I'm out of ideas.  This is a VIA chipset that has UHCI and EHCI.Last edited by Akaihiryuu on Thu Feb 02, 2012 11:17 pm; edited 1 time in total

----------

## eccerr0r

You mention "usb keyboards" indicating more than one fail?

The error you got usually indicates bad USB hardware.  If you have more than one that doesn't work yet USB-storage works on that same port, makes no sense...

----------

## energyman76b

and you have of course hid support turned on under usb support?

----------

## Logicien

Hello,

I got that message with a USB cellular modem that include a cdrom image when I use it with a usb cacle. The BIOS do not recognise the cdrom and Linux tell me "Unable to enumerate USB device" at early boot. But when I log in, it work. If I plug it directly in the USB connector, the BIOS see it and I do not see this message. When I use the USB cellular modem with a USB hub, BIOS see cdrom and no error message.

So, I think it is because I bought the USB cable et a one dollar (1$) store and it is cheap. I did not check with an other cable. An other device that can give the message "Unable to enumerate USB device" from Linux at boot time is my USB mouse. It work to in session.

It look like as if Linux need to drive some devices itself to be able to enumarate them. It can not do it from a BIOS call it the BIOS can not enumerate those devices itself. Probably put the USB support in hard in the kernel would resolv the problem.

----------

## energyman76b

do yourself a favour and do not compile in usb support. Keep ehci, uhci, ohci, xhci modular. Sometimes some device will fuck your bus up. No problem, rmmod && modprobe and everything works again. But compiled in....
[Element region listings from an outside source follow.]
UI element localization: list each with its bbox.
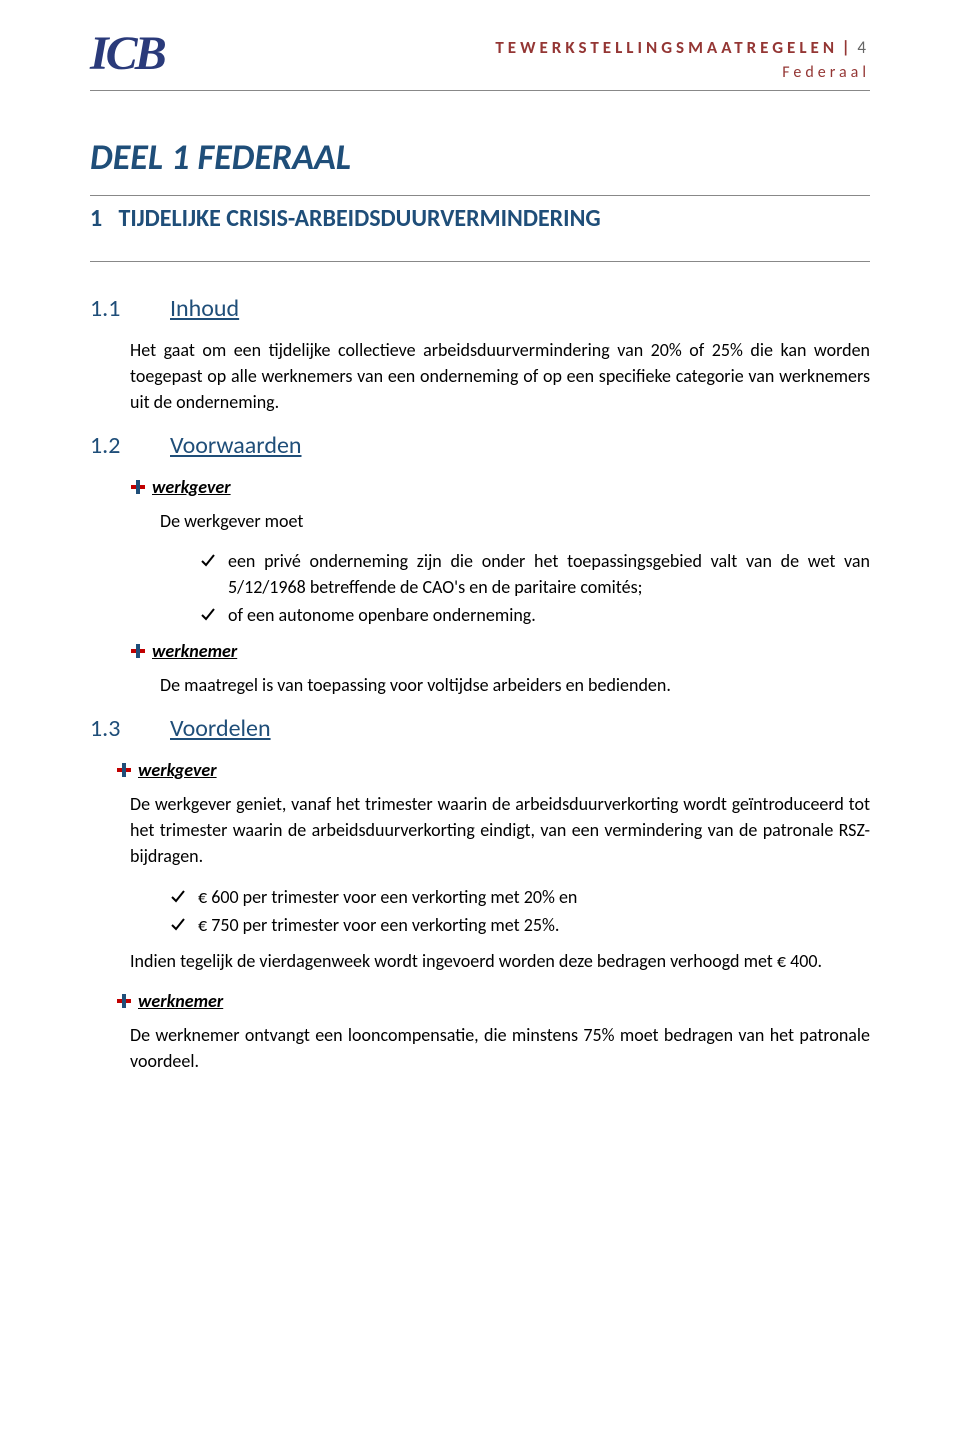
section-heading-1-3: 1.3 Voordelen xyxy=(90,712,870,747)
werkgever-conditions-list: een privé onderneming zijn die onder het… xyxy=(200,548,870,628)
header-text-block: TEWERKSTELLINGSMAATREGELEN | 4 Federaal xyxy=(495,30,870,84)
header-rule xyxy=(90,90,870,91)
section-heading-1-2: 1.2 Voorwaarden xyxy=(90,429,870,464)
header-pipe: | xyxy=(842,37,854,58)
role-werknemer: werknemer xyxy=(116,988,870,1014)
section-name: Voorwaarden xyxy=(170,429,302,464)
list-item: een privé onderneming zijn die onder het… xyxy=(200,548,870,600)
section-name: Inhoud xyxy=(170,292,239,327)
werknemer-voordelen-body: De werknemer ontvangt een looncompensati… xyxy=(130,1022,870,1074)
part-title: DEEL 1 FEDERAAL xyxy=(90,131,870,183)
section-number: 1.2 xyxy=(90,429,130,464)
section-heading-1-1: 1.1 Inhoud xyxy=(90,292,870,327)
plus-icon xyxy=(116,993,132,1009)
plus-icon xyxy=(116,762,132,778)
section-number: 1.3 xyxy=(90,712,130,747)
werkgever-voordelen-body: De werkgever geniet, vanaf het trimester… xyxy=(130,791,870,869)
logo: ICB xyxy=(90,30,164,78)
role-werknemer: werknemer xyxy=(130,638,870,664)
role-label: werkgever xyxy=(138,757,217,783)
header-subtitle: Federaal xyxy=(495,61,870,84)
chapter-rule-bottom xyxy=(90,261,870,262)
chapter-rule-top xyxy=(90,195,870,196)
page-number: 4 xyxy=(857,37,870,58)
werkgever-voordelen-after: Indien tegelijk de vierdagenweek wordt i… xyxy=(130,948,870,974)
header-title: TEWERKSTELLINGSMAATREGELEN xyxy=(495,37,838,58)
list-item: of een autonome openbare onderneming. xyxy=(200,602,870,628)
plus-icon xyxy=(130,479,146,495)
list-item: € 750 per trimester voor een verkorting … xyxy=(170,912,870,938)
section-name: Voordelen xyxy=(170,712,271,747)
werkgever-voordelen-list: € 600 per trimester voor een verkorting … xyxy=(170,884,870,938)
section-1-1-body: Het gaat om een tijdelijke collectieve a… xyxy=(130,337,870,415)
role-label: werknemer xyxy=(152,638,237,664)
role-label: werknemer xyxy=(138,988,223,1014)
plus-icon xyxy=(130,643,146,659)
role-werkgever: werkgever xyxy=(116,757,870,783)
page-header: ICB TEWERKSTELLINGSMAATREGELEN | 4 Feder… xyxy=(90,30,870,84)
section-number: 1.1 xyxy=(90,292,130,327)
role-label: werkgever xyxy=(152,474,231,500)
header-title-line: TEWERKSTELLINGSMAATREGELEN | 4 xyxy=(495,36,870,61)
werknemer-body: De maatregel is van toepassing voor volt… xyxy=(160,672,870,698)
list-item: € 600 per trimester voor een verkorting … xyxy=(170,884,870,910)
role-werkgever: werkgever xyxy=(130,474,870,500)
chapter-name: TIJDELIJKE CRISIS-ARBEIDSDUURVERMINDERIN… xyxy=(118,204,600,233)
chapter-number: 1 xyxy=(90,204,102,233)
chapter-title: 1 TIJDELIJKE CRISIS-ARBEIDSDUURVERMINDER… xyxy=(90,202,870,237)
werkgever-intro: De werkgever moet xyxy=(160,508,870,534)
Failure to 'enumerate' is either hardware or driver.

Those umts sticks with their fake-cdrom are a different problem, solved by the right udev rule.

----------

## Logicien

So, why sometimes the enumarate message show and somtimes not depending on material setup, without changing Udev rules?

----------

## energyman76b

 *Logicien wrote:*   

> So, why sometimes the enumarate message show and somtimes not depending on material setup, without changing Udev rules?

 

read my post again?

----------

## Akaihiryuu

Sorry, I missed the replies to this because I forgot to check the notification box.  But to answer the question, NO USB keyboard will work on that machine.  I have tried 3 of them (all of which used to work), all give this error.  This started after the OpenRC migration.

I have tested all 3 keyboards...all work fine on my gaming computer (which has Win7...they also work fine in the BIOS though).  Any other USB device works fine on the Linux server, just not a keyboard.  I do have USB HID support (it's a module, and so are my other USB options).

----------